CSB Seminar: Dr. John Hammer, Molecular Cell Biology Section, National Institutes of Health

CSB Departmental Seminar

Dr. John Hammer
Molecular Cell Biology Section
National Institutes of Health
Bethesda, MD

“Revealing the Secrets of T Cell Immunological Synapse Formation and Function using Super Resolution Imaging”

Host: Prof. Sergey Plotnikov

Refreshments will be served. All are welcome!
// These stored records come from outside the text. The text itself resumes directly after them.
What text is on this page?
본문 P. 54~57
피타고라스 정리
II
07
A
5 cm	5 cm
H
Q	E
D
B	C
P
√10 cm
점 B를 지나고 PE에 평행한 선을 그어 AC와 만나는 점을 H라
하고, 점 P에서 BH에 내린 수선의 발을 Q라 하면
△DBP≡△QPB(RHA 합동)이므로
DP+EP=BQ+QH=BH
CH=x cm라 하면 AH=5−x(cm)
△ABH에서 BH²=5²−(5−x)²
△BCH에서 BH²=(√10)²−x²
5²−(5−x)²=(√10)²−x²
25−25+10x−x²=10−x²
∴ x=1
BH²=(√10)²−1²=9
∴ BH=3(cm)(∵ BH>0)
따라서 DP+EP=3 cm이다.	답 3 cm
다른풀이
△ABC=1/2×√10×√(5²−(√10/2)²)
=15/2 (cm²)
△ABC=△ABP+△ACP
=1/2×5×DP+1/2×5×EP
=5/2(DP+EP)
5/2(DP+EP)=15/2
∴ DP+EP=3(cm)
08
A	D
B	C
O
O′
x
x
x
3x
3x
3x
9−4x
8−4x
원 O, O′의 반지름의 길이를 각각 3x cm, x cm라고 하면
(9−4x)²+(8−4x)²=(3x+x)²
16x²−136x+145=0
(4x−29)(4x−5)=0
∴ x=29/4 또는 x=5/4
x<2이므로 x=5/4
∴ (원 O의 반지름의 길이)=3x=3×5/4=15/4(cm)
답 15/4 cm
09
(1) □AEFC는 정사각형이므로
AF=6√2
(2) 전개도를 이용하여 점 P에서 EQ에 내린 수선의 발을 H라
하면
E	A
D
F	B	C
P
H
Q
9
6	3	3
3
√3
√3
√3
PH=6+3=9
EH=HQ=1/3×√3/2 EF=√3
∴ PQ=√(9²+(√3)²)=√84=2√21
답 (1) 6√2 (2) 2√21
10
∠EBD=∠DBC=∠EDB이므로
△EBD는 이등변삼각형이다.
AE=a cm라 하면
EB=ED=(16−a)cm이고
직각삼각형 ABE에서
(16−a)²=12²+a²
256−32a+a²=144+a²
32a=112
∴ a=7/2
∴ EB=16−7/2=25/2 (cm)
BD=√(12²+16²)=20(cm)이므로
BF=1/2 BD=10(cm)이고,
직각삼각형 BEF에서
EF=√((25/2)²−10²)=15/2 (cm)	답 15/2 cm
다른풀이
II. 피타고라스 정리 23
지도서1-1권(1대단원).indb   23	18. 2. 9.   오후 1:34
Video Conferencing at UTM (HSC 332) & UTSc (MW 229)

Abstract:
Upon antigen recognition, actin assembly and inward flow in the plane of the radially symmetric immunological synapse (IS) drives the centralization of T cell receptor microclusters (TCR MCs) and the integrin LFA-1. Using two forms of structured-illumination microscopy (SIM), we have found that actin arcs populating the medial, lamella-like region of the IS arise from linear actin filaments generated by one or more formins present at the distal edge of the IS. After traversing the outer, Arp2/3-generated, lamellopodia-like region of the IS, these linear filaments are organized by myosin II into concentric arcs that should possess the anti-parallel organization required for contraction. Quantitative, fixed-cell 3D-SIM shows that open, active LFA-1 often aligns with arcs while TCR MCs commonly reside between arcs, and live-cell TIRF-SIM shows TCR MCs being swept inward by arcs. Consistently, disrupting actin arc formation via formin inhibition results in less centralized TCR MCs, miss-segregated integrin clusters, decreased T: B cell adhesion frequency, and diminished proximal TCR signaling. Together, our results define the origin, organization, and functional significance of a major actomyosin contractile structure at the IS that directly propels TCR MC transport.